A drug that lowers the activity of serotonin and other chemical messengers in the brain may boost the effectiveness of psychological treatments for a severe form of alcoholism, at least over a short time period, a new study finds.
Ondansetron, a medication currently prescribed to quell nausea and vomiting in chemotherapy patients, helps to reduce drinking and foster abstinence among adults who developed alcoholism before age 25, report psychiatrist Bankole A. Johnson of the University of Texas Health Science Center in San Antonio and his colleagues.
“We think we’re dealing with a biological trait that creates a predisposition to early-onset alcoholism and perhaps other addictions,” Johnson says.
The researchers recruited volunteers seeking alcoholism treatment at either of two substance-abuse centers in Texas between 1995 and 1999. A total of 271 participants—many of them middle-age, white men—were assigned at random to receive one of three daily dosages of ondansetron or a placebo pill for 11 weeks. All volunteers also attended weekly group-psychotherapy sessions aimed at teaching them strategies to avoid alcohol use.
About 60 percent of people in each treatment group completed the trial. During the study, alcohol consumption was established through self-reports and chemical analyses of blood and urine. All groups exhibited noticeable drops in alcohol intake by the end of treatment and a greater tendancy to abstain from drinking.
Among the 161 patients with early-onset alcoholism, those who received ondansetron consumed less alcohol and spent more time abstinent than did those who got the placebo, Johnson’s team reports in the Aug. 23/30 Journal of the American Medical Association.
For example, volunteers taking the middle dose of ondansetron spent 70 percent of study days abstinent and imbibed an average of 1 1/2 drinks daily; those in the placebo group were abstinent 50 percent of the days and averaged nearly 3 1/2 drinks daily.
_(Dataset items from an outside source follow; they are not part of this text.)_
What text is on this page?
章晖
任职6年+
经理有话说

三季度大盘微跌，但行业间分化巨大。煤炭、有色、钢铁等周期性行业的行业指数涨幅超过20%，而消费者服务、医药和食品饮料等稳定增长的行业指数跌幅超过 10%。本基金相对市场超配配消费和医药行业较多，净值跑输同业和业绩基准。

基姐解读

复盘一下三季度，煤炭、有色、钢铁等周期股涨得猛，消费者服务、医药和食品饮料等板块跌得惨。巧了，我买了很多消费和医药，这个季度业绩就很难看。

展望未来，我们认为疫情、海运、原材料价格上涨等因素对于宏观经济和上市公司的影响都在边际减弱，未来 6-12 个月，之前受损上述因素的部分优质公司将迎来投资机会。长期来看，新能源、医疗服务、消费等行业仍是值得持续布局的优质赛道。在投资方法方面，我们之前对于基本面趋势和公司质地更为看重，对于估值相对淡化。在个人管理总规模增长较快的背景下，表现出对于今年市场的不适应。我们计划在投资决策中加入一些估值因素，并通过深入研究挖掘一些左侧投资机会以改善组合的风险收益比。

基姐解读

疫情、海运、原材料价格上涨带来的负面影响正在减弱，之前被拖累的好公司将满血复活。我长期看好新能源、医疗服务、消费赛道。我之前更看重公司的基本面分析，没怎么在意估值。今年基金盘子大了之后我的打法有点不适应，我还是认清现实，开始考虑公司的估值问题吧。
Participants with alcoholism that began later in life exhibited no greater improvement on ondansetron than on the placebo.
Ondansetron blocks the activity of serotonin directly, which leads to reductions in other neurotransmitters, including dopamine. However, the physiological mechanism that creates a disposition to early-onset alcoholism remains unknown.
Henry R. Kranzler, a psychiatrist at the University of Connecticut School of Medicine in Farmington, says the new results herald rapid progress in finding medications that help specific sets of patients with alcoholism.
John S. Searles, a psychologist at the University of Vermont School of Medicine in Burlington, disagrees. He regards ondansetron’s effects on alcohol use as “pretty small and inconclusive” compared with those elicited by group psychotherapy alone. Further research should track patients with early-onset alcoholism who get ondansetron without group psychotherapy, Searles says.
The drug naltrexone, previously reported as promising for treating alcoholism (SN: 11/21/92, p. 341), has yet to make inroads among clinicians.